In un momento in cui culturalmente parlando il pubblico musicale sembra tornare indietro disprezzando i suoni puri in favore di voci artefatte e basi precampionate, l'idea che un gruppo nostrano possa proporre un genere a suo modo sofisticato mi ha fatto sicuramente brillare gli occhi.
Con questa curiosità neppur troppo sottile mi approccio a “Il suono dei campi” dei Fish Taco, quintetto di Ardea, giunto al suo primo album dopo l'omonimo EP “Fish Taco” del 2015.
I testi, che prendono spunto da esperienze di vita della band, omaggiando le loro origini e le persone del loro quotidiano, non sono immediati e in alcuni punti sono privi di metrica, al punto da discordare con la musica sottostante, creando una distorsione talvolta curiosa talvolta non propriamente facile.
Le melodie, le cui tonalità basse e sonorità cupe incarnano perfettamente il genere strizzando sapientemente l'occhio al grunge, mettono in luce un'ottima qualità del suono ma soprattutto una coesione musicale notevole, con una perfetta sincronia e un'effettistica studiata e non lasciata al caso.
Se da un lato abbiamo una valida base strumentale con una buona produzione e dei testi tanto semplici quanto contorti, dall'altro ci si va a scontrare con una voce assolutamente inadatta, eccessivamente melodica e in alcuni punti quasi in difficoltà.
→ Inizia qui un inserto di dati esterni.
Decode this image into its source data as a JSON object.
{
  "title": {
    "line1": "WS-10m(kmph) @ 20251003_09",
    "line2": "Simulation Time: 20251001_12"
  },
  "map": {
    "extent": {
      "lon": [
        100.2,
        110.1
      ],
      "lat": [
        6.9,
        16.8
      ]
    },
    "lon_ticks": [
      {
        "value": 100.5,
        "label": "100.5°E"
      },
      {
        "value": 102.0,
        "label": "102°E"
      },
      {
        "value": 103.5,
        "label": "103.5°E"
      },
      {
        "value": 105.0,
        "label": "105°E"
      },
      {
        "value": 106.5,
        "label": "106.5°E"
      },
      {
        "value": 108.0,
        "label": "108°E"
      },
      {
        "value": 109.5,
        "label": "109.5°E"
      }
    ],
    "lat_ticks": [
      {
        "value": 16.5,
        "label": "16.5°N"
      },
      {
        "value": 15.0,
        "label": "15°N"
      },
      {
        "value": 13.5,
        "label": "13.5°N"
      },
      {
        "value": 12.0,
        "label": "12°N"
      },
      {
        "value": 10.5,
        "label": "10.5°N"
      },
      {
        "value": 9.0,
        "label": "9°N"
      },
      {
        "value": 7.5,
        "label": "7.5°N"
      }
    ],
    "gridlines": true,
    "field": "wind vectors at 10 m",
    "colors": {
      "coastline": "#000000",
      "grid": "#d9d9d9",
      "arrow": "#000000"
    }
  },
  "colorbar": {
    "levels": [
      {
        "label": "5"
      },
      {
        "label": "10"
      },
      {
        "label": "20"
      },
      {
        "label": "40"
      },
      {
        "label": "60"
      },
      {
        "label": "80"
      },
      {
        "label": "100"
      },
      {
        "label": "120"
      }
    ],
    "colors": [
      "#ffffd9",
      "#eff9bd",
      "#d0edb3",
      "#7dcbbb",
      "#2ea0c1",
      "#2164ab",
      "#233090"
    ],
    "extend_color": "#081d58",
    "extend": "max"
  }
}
Un esempio è fornito da “L'aratro”, in cui la voce sale e scende, dimostrando un tentativo di versatilità tonale da non screditare, ma che merita una maggiore attenzione e cura.
In conclusione “Il suono dei campi” è un album con del potenziale, con alcuni aspetti ancora un po' troppo acerbi ed altri ben definiti che nel complesso rendono il tutto abbastanza omogeneo e godibile.